Regulation of surface expression of the granulocyte/macrophage colony-stimulating factor receptor in normal human myeloid cells.

Abstract

Recombinant human granulocyte/macrophage colony-stimulating factor (GM-CSF) exerts stimulatory effects on hematopoietic cells through binding to specific, high-affinity receptors (Kd = 30-100 pM). By using radiolabeled GM-CSF with high specific activity, we have investigated the factors and mechanisms that regulate GM-CSF receptor expression in normal human neutrophils, monocytes, and partially purified bone marrow myeloid progenitor cells. The neutrophil GM-CSF receptor was found to rapidly internalize in the presence of ligand through a mechanism that required endocytosis.

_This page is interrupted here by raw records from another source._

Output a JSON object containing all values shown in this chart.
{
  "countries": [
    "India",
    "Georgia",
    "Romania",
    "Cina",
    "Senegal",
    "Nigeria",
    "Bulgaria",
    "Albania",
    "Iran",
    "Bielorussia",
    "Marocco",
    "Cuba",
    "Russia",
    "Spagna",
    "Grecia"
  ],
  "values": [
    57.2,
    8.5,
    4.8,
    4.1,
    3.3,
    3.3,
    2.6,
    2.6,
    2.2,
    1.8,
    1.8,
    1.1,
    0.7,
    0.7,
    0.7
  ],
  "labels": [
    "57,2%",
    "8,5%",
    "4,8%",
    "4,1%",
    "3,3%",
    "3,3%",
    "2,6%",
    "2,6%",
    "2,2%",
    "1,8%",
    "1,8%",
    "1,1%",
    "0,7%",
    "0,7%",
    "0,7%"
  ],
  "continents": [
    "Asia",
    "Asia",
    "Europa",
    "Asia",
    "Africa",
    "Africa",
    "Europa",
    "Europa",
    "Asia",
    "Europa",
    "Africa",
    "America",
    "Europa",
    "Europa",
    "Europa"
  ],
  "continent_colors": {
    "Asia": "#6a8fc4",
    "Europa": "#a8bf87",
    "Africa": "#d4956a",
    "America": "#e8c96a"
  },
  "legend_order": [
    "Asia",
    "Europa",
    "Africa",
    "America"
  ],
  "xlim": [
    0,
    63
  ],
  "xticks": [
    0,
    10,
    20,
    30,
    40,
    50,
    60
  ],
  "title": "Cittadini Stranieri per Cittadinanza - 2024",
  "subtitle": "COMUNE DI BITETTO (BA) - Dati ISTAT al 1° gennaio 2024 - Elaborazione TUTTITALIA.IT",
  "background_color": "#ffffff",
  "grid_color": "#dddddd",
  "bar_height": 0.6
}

Out of a large panel of naturally occurring humoral factors tested, only GM-CSF itself, tumor necrosis factor, and formyl-Met-Leu-Phe were found to down-regulate neutrophil GM-CSF receptor expression after a 2-hr exposure at biologically active concentrations (95% .+-. 1%, 34% .+-. 5%, 48% .+-. 8% receptor down-regulation, respectively). GM-CSF also down-regulated its own receptor on monocytes and myeloid progenitor cells. Since formyl-Met-Leu-Phe is known to stimulate neutrophil protein kinase C activity, we also tested the ability of protein kinase C agonists to modulate GM-CSF receptor expression. Phorbol 12-myristate 13-acetate, bryostatin-1, and 1,2-dioctanoylglycerol were found to induce rapid down-regulation of the GM-CSF receptor in neutrophils, monocytes, and partially purified myeloid progenitor cells, suggesting that this effect may be at least partially mediated by protein kinase C. These data suggest that certain activators of neutrophil function may negatively regulate their biological effects by inducing down-regulation of the GM-CSF receptor.